Se o senhor conhece o doutor paga menos então. Quantos carros? Quatro? – indagou
o motorista olhando ao seu redor outros motoristas a se acercar.
Amaro:
--- Duas ou
três vezes por semana apenas para minha fazenda. E tem as dos companheiros. –
ele mostrou os outros três.
Motorista:
--- Tudo na
vossa conta? – indagou o motorista.
Amaro:
--- De jeito
algum. Cada qual paga o seu! – e olhou para os demais criadores.
E os criadores
estiveram reunidos por cerca de uma hora acertando os detalhes de como levar
cada carga de água e despejar nos reservatórios dos cercados. Água para abastecer
o gado, posto nos reservatórios de cada fazenda. Após tanta conversa os
fazendeiros e o vaqueiro pegou o caminho de volta contentes da vida, uma vez
está protegido o gado contra a seca a flagelar o sertão. Aquela era umas das
piores secas abatidas sobre toda a região nordestina da Bahia ao Maranhão.

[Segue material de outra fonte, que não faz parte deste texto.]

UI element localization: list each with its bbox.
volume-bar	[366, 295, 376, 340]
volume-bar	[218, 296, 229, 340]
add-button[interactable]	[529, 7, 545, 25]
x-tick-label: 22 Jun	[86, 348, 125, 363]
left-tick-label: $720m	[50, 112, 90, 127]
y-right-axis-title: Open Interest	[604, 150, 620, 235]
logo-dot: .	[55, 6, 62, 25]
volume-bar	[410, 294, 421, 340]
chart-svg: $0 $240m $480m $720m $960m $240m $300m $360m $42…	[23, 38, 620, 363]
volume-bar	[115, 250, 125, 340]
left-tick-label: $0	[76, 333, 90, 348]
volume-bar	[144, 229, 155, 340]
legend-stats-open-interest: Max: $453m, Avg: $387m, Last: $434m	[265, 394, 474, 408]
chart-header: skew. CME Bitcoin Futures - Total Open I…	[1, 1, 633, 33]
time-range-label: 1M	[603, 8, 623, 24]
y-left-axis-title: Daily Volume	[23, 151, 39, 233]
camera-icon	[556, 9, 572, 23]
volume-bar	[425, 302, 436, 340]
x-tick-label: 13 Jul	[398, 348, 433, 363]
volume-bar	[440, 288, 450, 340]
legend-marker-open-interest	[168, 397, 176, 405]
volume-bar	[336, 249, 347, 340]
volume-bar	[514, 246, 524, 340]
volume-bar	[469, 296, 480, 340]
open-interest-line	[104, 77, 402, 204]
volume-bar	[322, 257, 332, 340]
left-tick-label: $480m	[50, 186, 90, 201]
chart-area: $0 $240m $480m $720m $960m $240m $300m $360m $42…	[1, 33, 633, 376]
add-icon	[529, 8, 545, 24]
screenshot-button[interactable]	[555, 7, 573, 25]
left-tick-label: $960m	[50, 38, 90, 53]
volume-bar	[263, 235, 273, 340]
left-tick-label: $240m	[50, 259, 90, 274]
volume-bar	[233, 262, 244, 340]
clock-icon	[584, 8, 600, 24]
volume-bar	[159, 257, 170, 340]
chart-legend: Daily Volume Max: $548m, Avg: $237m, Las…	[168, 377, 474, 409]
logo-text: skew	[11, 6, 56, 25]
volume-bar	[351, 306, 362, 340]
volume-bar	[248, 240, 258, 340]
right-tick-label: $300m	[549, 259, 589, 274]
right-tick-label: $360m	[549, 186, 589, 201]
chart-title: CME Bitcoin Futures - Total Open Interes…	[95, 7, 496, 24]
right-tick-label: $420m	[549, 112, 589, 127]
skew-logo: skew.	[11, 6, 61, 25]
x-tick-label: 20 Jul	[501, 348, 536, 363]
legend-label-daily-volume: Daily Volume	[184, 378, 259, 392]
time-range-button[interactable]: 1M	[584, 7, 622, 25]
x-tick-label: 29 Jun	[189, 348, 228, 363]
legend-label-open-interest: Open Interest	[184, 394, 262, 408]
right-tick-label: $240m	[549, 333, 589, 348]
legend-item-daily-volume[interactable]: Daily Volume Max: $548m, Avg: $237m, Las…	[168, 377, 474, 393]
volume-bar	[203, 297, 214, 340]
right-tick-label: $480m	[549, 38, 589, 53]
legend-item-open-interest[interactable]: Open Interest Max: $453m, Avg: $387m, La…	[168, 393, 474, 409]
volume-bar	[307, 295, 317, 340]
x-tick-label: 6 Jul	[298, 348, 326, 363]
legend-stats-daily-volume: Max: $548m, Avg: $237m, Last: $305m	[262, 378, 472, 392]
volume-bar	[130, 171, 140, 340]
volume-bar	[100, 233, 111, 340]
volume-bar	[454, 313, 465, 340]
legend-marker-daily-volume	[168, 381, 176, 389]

O homem sertanejo discutia a comida do
pobre no sertão.
Amaro:
--- Até rato!
Até rato! Ora veja só! – falava alto o sertanejo.
À noite veio e
os criadores já estavam em suas propriedades a contar o esforço imenso do
senhor Amaro Borba de qualquer forma ter de conseguir caminhões capazes de
trazer água da capital para as fazendas e garantir a sobrevivência das poucas
reses ainda restante. O vaqueiro José Tomaz ficou sozinho em sua humilde casa a
pensar se não era mais provável ser uma obrigação do Prefeito da cidade em
adquirir carros-pipa para buscar água para os animais. E da conversa de seu Amaro Borba em conhecer bem de perto o
Major Theodorico podia até ser verdade. Mesmo assim, o vaqueiro nunca ouvira histórias
contadas por seu Amaro se ligando ao Major. Mesmo assim o homem, na dúvida,
adormeceu;
Vaqueiro
--- Conversa!
– disse consigo o vaqueiro e agarrou no sono.
No sábado o
caminhão solicitado por seu Amaro Borba estava cedinho da manhã despejando água
nos depósitos ditos pelo homem. Esse, orgulhoso, não cabia em si com tanta
presteza do caminhoneiro. Esse homem, o motorista, já estava a conhecer o
fazendeiro e pegou conversa entre chuvas e secas. Na metade da história o
motorista lembrou-se de falar em uma notícia de alarme trazida a conhecer em
toda a capital do estado.
Motorista:
--- Eu estava
na adutora da Companhia de Água quando eu soube da história. – falou o
motorista mastigando a boca.
Amaro;
--- Na cidade?
Como é que pode? Morreu gente? – indagou alarmado o fazendeiro
Motorista;
--- Pelo que
se disse, pra mais de dez. Talvez vinte ou mais. Os casebres da praia foram
todos arrastados pela onda gigante. E ainda houve tormenta no arrabalde das
Rocas. Também até na praia do Meio.
Incrível seu homem! – frisou o homem.
Amaro:
--- Como é que
pode? Arrastou tudo? – perguntou alarmado o criador de gado.
Motorista:
--- Não ficou
nada de pé. – relatou com perfeição o motorista.
Amaro:
--- Isso é incrível
mesmo! – fez ver o senhor das terras.
Motorista:
--- E os
técnicos estavam ainda contando o numero de mortos, pois se tem cisma de muitas
casas derrubadas em outras regiões da capital, até mesmo Ponta Negra. – falou o
homem cheio de remorso com medo dos
mortos.
Na verdade,
pela contagem das vítimas essas estavam em dezesseis mortos em redondeza por
onde a maré atingiu em seu volume as casas mais fracas da cidade. Houve
desabamento em Ponta Negra, Areia Preta, Rua do Motor, Praia do Meio, Redinha,
Palafitas do rio Potengi, Canto do Mangue, Rocas e Aldeia Velha. Os mais
sacrificados eram até então os moradores de Areia Preta. Em Ponta Negra e na
Redinha houve desastre de igual monta. Mesmo assim, nessas outras partes da
capital a maré esteve a uma altura de três metros na área ribeirinha. Houve
ainda deslizamento de terras na área de Areia Preta. Um técnico chegou a
declarar de ter percebido sinais sonoros alertando sobre o avanço da maré já às
cinco horas da tarde da sexta feira.